Zee considéra Bob avec une expression
compréhensive et répondit juste :
« Je sais. »
Jesse mangea en se
prélassant, avec un grand sourire à l’adresse du soleil, puis à l’issue du
pique-nique, il descendit flâner au bord du fleuve avec Zee, bras dessus, bras
dessous, afin de lui montrer les oiseaux et de lui susurrer leurs noms. Charley
se colla sur le nez des lunettes à verres bleutés destinées à préserver son
anonymat et galopa jusqu’à des balançoires avec Tim sur le dos. Bob somnola à l’ombre
en compagnie de Mary ; quand, vingt minutes plus tard, il rouvrit les yeux,
il trouva Jesse accroupi auprès de lui.
« C’est en train de devenir une habitude,
de me surprendre », grogna-t-il.
Jesse fit rouler un cure-dent entre ses lèvres.
« Je peux te parler un moment, Bob ?
— Je suis là, je n’ai rien de mieux à
faire. »
Jesse leva les yeux droit devant lui.
« Je crois que tu es au courant que j’ai
un réseau d’espions. »
Bob ne sut comment réagir.
« Il se pourrait que non.
— L’un de mes informateurs m’a appris que
tu avais passé une bonne partie de ton temps à Kansas City, dernièrement. Tu me
dirais pas pourquoi, en gros ?
— Pour faire des courses.
— Tu n’aurais pas croisé Dick Liddil, par
hasard ?
— Non.
— En gros, ça remonte à quand, la dernière
fois que tu l’as vu ? »
Bob fit mine de calculer.
« Décembre.
— Si longtemps ?
— Si on t’a affirmé le contraire, c’est
faux.
— Tu n’as aucune idée d’où il pourrait
être ?
— Franchement, non. Il y a plein de
rumeurs qui courent, mais elles se contredisent toutes.
— Il ne se serait pas rendu histoire de
toucher la récompense ?
— Navré de ne pas pouvoir t’aider
davantage, mais depuis Noël, je ne suis pas en position idéale – les potins
intéressants ne parviennent pas jusqu’à Richmond ; il est surtout question
de pochtrons et de voleurs de cochons. »
Jesse parut en convenir. Il reporta son
attention sur Charley, qui marchait au soleil dans l’herbe haute avec Tim, ses
lunettes bleues sur le bout du nez, et lisait à voix haute, par-dessus la
monture, un livre abîmé par la pluie qu’il avait dû dénicher près des
balançoires.
« “Ils se tenaient prêts, les rênes entre
les dents, un Colt chargé dans chaque main.” »

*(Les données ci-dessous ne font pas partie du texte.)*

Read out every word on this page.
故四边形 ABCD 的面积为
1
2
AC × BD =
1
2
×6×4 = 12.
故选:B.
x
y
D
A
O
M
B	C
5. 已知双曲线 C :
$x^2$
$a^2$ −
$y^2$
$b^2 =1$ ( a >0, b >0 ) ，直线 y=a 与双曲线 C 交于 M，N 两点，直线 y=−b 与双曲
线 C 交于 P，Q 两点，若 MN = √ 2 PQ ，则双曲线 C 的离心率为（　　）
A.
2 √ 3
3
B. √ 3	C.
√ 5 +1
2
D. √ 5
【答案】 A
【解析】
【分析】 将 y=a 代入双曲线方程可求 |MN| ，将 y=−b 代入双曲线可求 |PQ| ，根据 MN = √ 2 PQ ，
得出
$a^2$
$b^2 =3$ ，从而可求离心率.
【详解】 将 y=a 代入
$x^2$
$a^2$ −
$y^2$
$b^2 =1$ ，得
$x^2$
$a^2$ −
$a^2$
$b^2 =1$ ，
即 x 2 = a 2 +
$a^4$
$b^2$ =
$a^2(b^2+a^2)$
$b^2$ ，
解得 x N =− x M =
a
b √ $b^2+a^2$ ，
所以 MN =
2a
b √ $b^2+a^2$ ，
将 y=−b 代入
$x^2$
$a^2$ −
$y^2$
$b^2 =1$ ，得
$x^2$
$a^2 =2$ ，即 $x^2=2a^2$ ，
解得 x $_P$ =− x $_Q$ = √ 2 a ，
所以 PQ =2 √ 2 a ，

Jesse se leva et se dégourdit les jambes. Il
fronça les sourcils.
« Qu’est-ce que c’est que ces cochonneries
qu’il raconte à mon fils ? »
Charley poursuivit :
« “Jesse poussa un hurlement sauvage et
les huit hommes fondirent sur les pistoleros par surprise ; avant même la
fin de la première salve, la moitié des Mexicains étaient morts.” »
Jesse se dirigea à grandes enjambées vers
Charley, qui lui fit un immense sourire.
« J’arrive au meilleur passage, annonça-t-il.